Zorzi è stato presidente di AVIS Nazionale e non solo: quanto questa decisione rafforza il legame tra l’associazione e la città?
«Quando AVIS ha pensato di fondare la sua sede a Brescia ha trovato nel Comune un fedele alleato. Tra di noi c’è da sempre un rapporto molto forte di reciproco aiuto e sostegno. L’associazione qui è vista come un’istituzione che non si discute: un radicamento e una presenza costante sul territorio che, nel corso degli anni, hanno permesso di attrarre moltissime donne, uomini e giovani a donare il sangue. E tutto questo è confermato dai numeri che sottolineano l’efficienza di AVIS in strutture, organizzazione e capacità gestionale: un sodalizio che non è affidato solo all’emozione del momento in cui si dona, ma a una base che sostiene una richiesta di sangue enorme».
Il Famedio all'interno del Cimitero Monumentale di Brescia
Il territorio di Brescia è stato tra i più colpiti dal Covid: quanta importanza hanno ricoperto i donatori in questa fase?

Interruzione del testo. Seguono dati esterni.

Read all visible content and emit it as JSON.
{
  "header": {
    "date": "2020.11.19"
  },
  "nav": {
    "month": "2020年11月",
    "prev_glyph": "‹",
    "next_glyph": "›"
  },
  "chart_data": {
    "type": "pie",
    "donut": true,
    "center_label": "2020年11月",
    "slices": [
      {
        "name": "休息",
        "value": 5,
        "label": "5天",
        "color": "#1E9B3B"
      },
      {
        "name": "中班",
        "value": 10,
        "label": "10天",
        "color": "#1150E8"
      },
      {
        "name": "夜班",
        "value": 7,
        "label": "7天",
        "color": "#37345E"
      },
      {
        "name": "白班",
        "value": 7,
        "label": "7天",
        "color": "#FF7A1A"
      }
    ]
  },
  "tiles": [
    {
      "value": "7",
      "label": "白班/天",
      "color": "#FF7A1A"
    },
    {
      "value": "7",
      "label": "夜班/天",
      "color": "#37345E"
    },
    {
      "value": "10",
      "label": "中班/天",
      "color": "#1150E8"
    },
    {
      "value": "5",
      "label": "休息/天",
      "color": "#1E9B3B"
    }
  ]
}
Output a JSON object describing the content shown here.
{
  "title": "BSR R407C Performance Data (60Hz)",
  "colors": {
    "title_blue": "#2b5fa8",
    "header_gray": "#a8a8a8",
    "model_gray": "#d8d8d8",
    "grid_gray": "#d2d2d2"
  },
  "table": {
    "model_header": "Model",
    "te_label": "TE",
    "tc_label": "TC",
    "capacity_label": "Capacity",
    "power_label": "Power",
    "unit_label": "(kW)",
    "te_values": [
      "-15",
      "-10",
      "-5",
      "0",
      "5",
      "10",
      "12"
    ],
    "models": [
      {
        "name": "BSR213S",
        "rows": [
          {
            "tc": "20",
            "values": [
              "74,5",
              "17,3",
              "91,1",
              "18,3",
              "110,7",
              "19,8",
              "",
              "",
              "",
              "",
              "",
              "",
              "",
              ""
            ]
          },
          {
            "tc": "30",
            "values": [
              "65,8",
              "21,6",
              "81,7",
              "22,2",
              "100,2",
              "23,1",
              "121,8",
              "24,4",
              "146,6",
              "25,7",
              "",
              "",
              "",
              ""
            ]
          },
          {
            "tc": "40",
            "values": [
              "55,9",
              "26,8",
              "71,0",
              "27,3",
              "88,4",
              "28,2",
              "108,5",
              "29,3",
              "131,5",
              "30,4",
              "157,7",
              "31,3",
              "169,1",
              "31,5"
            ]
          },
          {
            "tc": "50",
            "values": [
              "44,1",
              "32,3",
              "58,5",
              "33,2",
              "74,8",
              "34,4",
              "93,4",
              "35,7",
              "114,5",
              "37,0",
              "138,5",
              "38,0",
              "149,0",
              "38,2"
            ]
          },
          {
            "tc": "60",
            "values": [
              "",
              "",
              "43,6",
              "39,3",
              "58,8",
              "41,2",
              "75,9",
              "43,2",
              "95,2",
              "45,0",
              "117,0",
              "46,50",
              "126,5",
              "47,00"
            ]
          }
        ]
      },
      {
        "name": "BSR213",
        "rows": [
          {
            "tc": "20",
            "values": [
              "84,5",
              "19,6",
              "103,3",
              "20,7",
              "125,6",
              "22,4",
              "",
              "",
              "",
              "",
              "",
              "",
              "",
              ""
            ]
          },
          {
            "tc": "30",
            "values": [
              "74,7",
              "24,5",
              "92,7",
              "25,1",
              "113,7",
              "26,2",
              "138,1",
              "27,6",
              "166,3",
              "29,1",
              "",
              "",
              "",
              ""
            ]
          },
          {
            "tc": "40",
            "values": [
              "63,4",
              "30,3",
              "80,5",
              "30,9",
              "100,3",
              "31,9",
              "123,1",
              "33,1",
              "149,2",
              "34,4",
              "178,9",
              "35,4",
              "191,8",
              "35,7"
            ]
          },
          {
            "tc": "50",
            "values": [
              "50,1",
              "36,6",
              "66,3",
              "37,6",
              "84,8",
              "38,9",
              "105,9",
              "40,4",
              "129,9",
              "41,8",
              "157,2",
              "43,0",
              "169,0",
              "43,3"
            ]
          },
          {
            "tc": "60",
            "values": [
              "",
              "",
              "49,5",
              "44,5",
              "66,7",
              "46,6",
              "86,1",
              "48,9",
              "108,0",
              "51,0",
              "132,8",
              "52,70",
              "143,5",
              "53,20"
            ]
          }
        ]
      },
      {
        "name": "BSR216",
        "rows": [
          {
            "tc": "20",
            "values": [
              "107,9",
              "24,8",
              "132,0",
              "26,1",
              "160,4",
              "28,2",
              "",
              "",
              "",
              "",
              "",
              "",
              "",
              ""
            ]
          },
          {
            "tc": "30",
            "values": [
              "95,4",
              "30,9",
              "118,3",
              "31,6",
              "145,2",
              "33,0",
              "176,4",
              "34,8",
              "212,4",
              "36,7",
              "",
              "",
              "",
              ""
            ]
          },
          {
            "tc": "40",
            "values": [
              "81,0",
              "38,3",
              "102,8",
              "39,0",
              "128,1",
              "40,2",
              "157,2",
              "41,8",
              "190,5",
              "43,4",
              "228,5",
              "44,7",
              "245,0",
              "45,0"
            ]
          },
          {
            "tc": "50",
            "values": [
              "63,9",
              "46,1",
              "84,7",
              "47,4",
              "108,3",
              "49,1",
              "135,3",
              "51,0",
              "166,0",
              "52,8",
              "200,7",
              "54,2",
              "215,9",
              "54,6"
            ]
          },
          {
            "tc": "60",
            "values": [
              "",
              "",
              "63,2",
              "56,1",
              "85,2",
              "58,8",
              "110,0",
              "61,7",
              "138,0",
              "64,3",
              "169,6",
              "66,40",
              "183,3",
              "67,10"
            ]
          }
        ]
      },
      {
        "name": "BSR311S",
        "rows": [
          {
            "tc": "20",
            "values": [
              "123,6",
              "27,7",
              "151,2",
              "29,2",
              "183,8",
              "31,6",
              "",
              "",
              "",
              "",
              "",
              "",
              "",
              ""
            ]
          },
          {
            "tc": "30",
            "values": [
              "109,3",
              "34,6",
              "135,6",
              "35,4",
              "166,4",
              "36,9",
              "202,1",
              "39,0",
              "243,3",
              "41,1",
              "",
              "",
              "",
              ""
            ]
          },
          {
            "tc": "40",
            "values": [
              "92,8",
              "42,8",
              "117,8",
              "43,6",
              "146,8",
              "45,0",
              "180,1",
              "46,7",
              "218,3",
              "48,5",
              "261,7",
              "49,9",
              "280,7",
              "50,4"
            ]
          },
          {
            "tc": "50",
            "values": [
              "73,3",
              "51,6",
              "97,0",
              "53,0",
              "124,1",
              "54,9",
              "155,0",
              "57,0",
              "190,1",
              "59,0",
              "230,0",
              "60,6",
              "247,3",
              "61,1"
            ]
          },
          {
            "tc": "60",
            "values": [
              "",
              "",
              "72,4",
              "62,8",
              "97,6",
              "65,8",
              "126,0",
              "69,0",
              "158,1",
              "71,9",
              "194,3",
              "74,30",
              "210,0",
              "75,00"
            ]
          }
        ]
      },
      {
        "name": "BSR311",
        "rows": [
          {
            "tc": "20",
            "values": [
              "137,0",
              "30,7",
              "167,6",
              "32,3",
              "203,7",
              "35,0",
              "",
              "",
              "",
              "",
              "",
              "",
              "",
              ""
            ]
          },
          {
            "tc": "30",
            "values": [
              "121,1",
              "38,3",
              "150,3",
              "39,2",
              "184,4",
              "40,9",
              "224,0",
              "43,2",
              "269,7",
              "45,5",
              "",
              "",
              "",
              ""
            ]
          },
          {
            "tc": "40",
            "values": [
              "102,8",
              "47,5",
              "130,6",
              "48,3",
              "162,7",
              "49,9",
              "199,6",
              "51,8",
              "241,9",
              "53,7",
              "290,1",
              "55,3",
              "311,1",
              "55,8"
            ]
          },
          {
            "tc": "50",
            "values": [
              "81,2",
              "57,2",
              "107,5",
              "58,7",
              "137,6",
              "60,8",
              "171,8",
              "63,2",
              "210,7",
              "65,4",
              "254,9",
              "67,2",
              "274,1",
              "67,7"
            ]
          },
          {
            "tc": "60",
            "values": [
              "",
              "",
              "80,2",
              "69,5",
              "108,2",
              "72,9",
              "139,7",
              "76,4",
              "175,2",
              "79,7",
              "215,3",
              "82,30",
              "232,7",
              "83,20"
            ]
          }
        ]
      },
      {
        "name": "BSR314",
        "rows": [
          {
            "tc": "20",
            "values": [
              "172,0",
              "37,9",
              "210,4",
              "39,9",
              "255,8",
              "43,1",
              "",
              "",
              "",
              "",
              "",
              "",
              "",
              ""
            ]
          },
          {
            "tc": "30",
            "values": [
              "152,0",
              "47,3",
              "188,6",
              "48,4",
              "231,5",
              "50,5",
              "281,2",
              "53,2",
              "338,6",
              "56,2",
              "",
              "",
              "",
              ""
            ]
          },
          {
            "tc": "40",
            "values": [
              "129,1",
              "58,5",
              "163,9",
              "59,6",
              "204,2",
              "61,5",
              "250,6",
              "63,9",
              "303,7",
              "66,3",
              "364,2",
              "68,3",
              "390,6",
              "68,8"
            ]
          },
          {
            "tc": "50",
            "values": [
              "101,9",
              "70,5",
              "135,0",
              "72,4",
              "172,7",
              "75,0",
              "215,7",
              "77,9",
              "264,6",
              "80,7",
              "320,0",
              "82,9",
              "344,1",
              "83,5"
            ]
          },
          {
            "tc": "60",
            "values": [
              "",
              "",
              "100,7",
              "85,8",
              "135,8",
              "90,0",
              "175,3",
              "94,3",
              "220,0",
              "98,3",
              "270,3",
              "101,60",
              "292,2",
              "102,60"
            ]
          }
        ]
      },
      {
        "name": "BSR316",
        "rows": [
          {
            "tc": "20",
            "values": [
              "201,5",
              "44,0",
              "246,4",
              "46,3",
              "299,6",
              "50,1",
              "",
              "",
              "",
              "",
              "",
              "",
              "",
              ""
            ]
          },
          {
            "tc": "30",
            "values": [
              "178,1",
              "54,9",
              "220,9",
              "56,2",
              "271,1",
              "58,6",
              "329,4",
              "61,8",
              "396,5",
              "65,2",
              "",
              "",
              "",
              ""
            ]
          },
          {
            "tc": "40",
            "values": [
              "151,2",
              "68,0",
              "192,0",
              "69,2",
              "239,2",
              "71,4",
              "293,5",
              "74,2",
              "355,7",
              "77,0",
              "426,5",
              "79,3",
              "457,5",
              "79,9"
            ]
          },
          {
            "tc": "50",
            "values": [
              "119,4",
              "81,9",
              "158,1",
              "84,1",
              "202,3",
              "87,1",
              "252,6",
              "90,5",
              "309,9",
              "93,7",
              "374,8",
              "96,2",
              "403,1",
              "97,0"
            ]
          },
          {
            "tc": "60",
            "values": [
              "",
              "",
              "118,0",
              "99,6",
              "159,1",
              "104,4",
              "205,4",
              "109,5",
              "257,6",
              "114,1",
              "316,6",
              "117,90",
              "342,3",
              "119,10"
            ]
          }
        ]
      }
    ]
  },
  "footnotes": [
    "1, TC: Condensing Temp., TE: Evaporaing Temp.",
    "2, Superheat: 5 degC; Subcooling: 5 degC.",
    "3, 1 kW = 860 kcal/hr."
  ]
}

«Nei limiti che le norme e le disposizioni di sicurezza imponevano, l’AVIS ha fatto parte e fa parte sempre di quel reticolo associativo che ci ha permesso di reggere l’impatto con l’onda che ci ha colpito. In particolare nella prima fase, un momento in cui noi, come il resto del mondo, non sapevamo cosa fosse e come si potesse contrastare il Coronavirus. Alla fine del mese di marzo l’ASST degli Spedali Civili di Brescia era l’ospedale con il maggior numero di pazienti positivi ricoverati in Europa. Senza questo patrimonio associativo che è l’AVIS non ce l’avremmo fatta a resistere».